Climate modelling is proceeding well with initial results already published and more exciting studies underway. Here, the timing could hardly have been better. New estimates of volcanic aerosol input into the atmosphere have – with our contribution – just been published and several research groups are working on the impact of multiple volcanic eruptions on Late Pleistocene climate. In addition, several papers related to eco-cultural niche modelling: One such study (being revised for Nature Communications) quantifies, via novel approaches, the climatic factors that limited past human population densities and, uniquely, projects the changing dynamics of these limiting factors onto space. The facilitates a much more precise understanding of which technologies allowed contemporaneous human communities to overcome these limits – how they adapted. The other study (being revised for Current Anthropology) uses eco-cultural niche modelling tools to specifically investigate the very earliest colonization of northern Europe at the end of the last ice age. Using brand new climate model data, we investigate the relative roles. Of temperature and precipitation in this dispersal episode and just how the niche space of the dispersing groups changed over time. In contrast to the first study which focused on how these past foragers adapted, this study instead interrogates a case where human groups arguably failed to adapt. Taken together, they provide a balanced view of past societies’ abilities to meet the challenges of the environment but also how they partly governed by it.

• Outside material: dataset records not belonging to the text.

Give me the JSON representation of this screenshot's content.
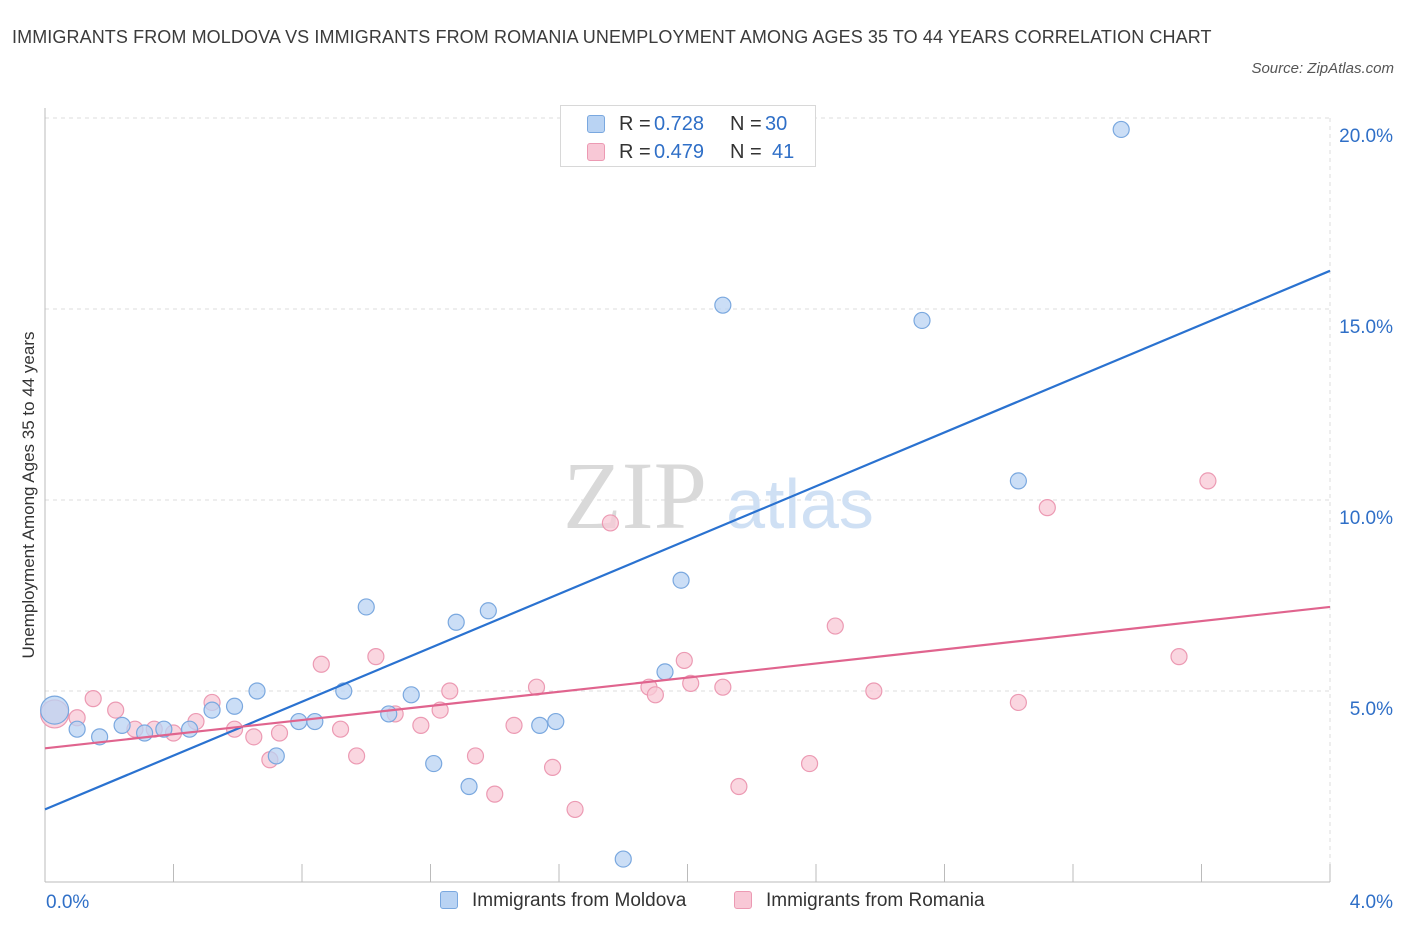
{
  "title": "IMMIGRANTS FROM MOLDOVA VS IMMIGRANTS FROM ROMANIA UNEMPLOYMENT AMONG AGES 35 TO 44 YEARS CORRELATION CHART",
  "source": "Source: ZipAtlas.com",
  "watermark": {
    "zip": "ZIP",
    "atlas": "atlas"
  },
  "legend": {
    "r_label": "R =",
    "n_label": "N =",
    "moldova": {
      "r": "0.728",
      "n": "30"
    },
    "romania": {
      "r": "0.479",
      "n": "41"
    }
  },
  "colors": {
    "moldova_fill": "#b9d3f3",
    "moldova_stroke": "#7aa8df",
    "moldova_line": "#2a72d0",
    "romania_fill": "#f8c8d6",
    "romania_stroke": "#ec9ab3",
    "romania_line": "#e0648e",
    "tick_label": "#2f6fc7",
    "grid": "#dddddd"
  },
  "chart_data": {
    "type": "scatter",
    "title": "IMMIGRANTS FROM MOLDOVA VS IMMIGRANTS FROM ROMANIA UNEMPLOYMENT AMONG AGES 35 TO 44 YEARS CORRELATION CHART",
    "xlabel": "",
    "ylabel": "Unemployment Among Ages 35 to 44 years",
    "xlim": [
      0,
      4.0
    ],
    "ylim": [
      0,
      20.0
    ],
    "x_tick_labels": [
      "0.0%",
      "4.0%"
    ],
    "y_ticks": [
      5.0,
      10.0,
      15.0,
      20.0
    ],
    "y_tick_labels": [
      "5.0%",
      "10.0%",
      "15.0%",
      "20.0%"
    ],
    "grid": true,
    "legend_position": "top-center",
    "series": [
      {
        "name": "Immigrants from Moldova",
        "r": 0.728,
        "n": 30,
        "trend": {
          "x": [
            0,
            4.0
          ],
          "y": [
            1.9,
            16.0
          ]
        },
        "points": [
          {
            "x": 0.03,
            "y": 4.5,
            "big": true
          },
          {
            "x": 0.1,
            "y": 4.0
          },
          {
            "x": 0.17,
            "y": 3.8
          },
          {
            "x": 0.24,
            "y": 4.1
          },
          {
            "x": 0.31,
            "y": 3.9
          },
          {
            "x": 0.37,
            "y": 4.0
          },
          {
            "x": 0.45,
            "y": 4.0
          },
          {
            "x": 0.52,
            "y": 4.5
          },
          {
            "x": 0.59,
            "y": 4.6
          },
          {
            "x": 0.66,
            "y": 5.0
          },
          {
            "x": 0.72,
            "y": 3.3
          },
          {
            "x": 0.79,
            "y": 4.2
          },
          {
            "x": 0.84,
            "y": 4.2
          },
          {
            "x": 0.93,
            "y": 5.0
          },
          {
            "x": 1.0,
            "y": 7.2
          },
          {
            "x": 1.07,
            "y": 4.4
          },
          {
            "x": 1.14,
            "y": 4.9
          },
          {
            "x": 1.21,
            "y": 3.1
          },
          {
            "x": 1.28,
            "y": 6.8
          },
          {
            "x": 1.32,
            "y": 2.5
          },
          {
            "x": 1.38,
            "y": 7.1
          },
          {
            "x": 1.54,
            "y": 4.1
          },
          {
            "x": 1.59,
            "y": 4.2
          },
          {
            "x": 1.8,
            "y": 0.6
          },
          {
            "x": 1.93,
            "y": 5.5
          },
          {
            "x": 1.98,
            "y": 7.9
          },
          {
            "x": 2.11,
            "y": 15.1
          },
          {
            "x": 2.73,
            "y": 14.7
          },
          {
            "x": 3.03,
            "y": 10.5
          },
          {
            "x": 3.35,
            "y": 19.7
          }
        ]
      },
      {
        "name": "Immigrants from Romania",
        "r": 0.479,
        "n": 41,
        "trend": {
          "x": [
            0,
            4.0
          ],
          "y": [
            3.5,
            7.2
          ]
        },
        "points": [
          {
            "x": 0.03,
            "y": 4.4,
            "big": true
          },
          {
            "x": 0.1,
            "y": 4.3
          },
          {
            "x": 0.15,
            "y": 4.8
          },
          {
            "x": 0.22,
            "y": 4.5
          },
          {
            "x": 0.28,
            "y": 4.0
          },
          {
            "x": 0.34,
            "y": 4.0
          },
          {
            "x": 0.4,
            "y": 3.9
          },
          {
            "x": 0.47,
            "y": 4.2
          },
          {
            "x": 0.52,
            "y": 4.7
          },
          {
            "x": 0.59,
            "y": 4.0
          },
          {
            "x": 0.65,
            "y": 3.8
          },
          {
            "x": 0.7,
            "y": 3.2
          },
          {
            "x": 0.73,
            "y": 3.9
          },
          {
            "x": 0.86,
            "y": 5.7
          },
          {
            "x": 0.92,
            "y": 4.0
          },
          {
            "x": 0.97,
            "y": 3.3
          },
          {
            "x": 1.03,
            "y": 5.9
          },
          {
            "x": 1.09,
            "y": 4.4
          },
          {
            "x": 1.17,
            "y": 4.1
          },
          {
            "x": 1.23,
            "y": 4.5
          },
          {
            "x": 1.26,
            "y": 5.0
          },
          {
            "x": 1.34,
            "y": 3.3
          },
          {
            "x": 1.4,
            "y": 2.3
          },
          {
            "x": 1.46,
            "y": 4.1
          },
          {
            "x": 1.53,
            "y": 5.1
          },
          {
            "x": 1.58,
            "y": 3.0
          },
          {
            "x": 1.65,
            "y": 1.9
          },
          {
            "x": 1.76,
            "y": 9.4
          },
          {
            "x": 1.88,
            "y": 5.1
          },
          {
            "x": 1.9,
            "y": 4.9
          },
          {
            "x": 1.99,
            "y": 5.8
          },
          {
            "x": 2.01,
            "y": 5.2
          },
          {
            "x": 2.11,
            "y": 5.1
          },
          {
            "x": 2.16,
            "y": 2.5
          },
          {
            "x": 2.38,
            "y": 3.1
          },
          {
            "x": 2.46,
            "y": 6.7
          },
          {
            "x": 2.58,
            "y": 5.0
          },
          {
            "x": 3.03,
            "y": 4.7
          },
          {
            "x": 3.12,
            "y": 9.8
          },
          {
            "x": 3.53,
            "y": 5.9
          },
          {
            "x": 3.62,
            "y": 10.5
          }
        ]
      }
    ]
  }
}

The project will pioneer a fully transparent and replicable – and eminently transferable – methodology for the study of the impacts of climate change and extreme environmental events in deep history. In turn, such a quantitative understanding of past adaptive dynamics will position archaeology more centrally in contemporary debates about climate change, environmental catastrophe and their cultural dimensions.

Already now, we have pushed the envelope on a range of fronts. We are developing protocols for the geometric morphometric analysis of unifacial stone tools geared towards activating large amounts of legacy data obtained from drawings/photographs. We are also applying so-called distribution modelling algorithms/eco-cultural niche modelling to archaeological datasets in order to understand the relations of ancient human communities – by proxy of their archaeological record – to climate and topography. Finally, we are experimenting with the use of predictive algorithms in searching for sites to excavate. Good progress is made on all these fronts.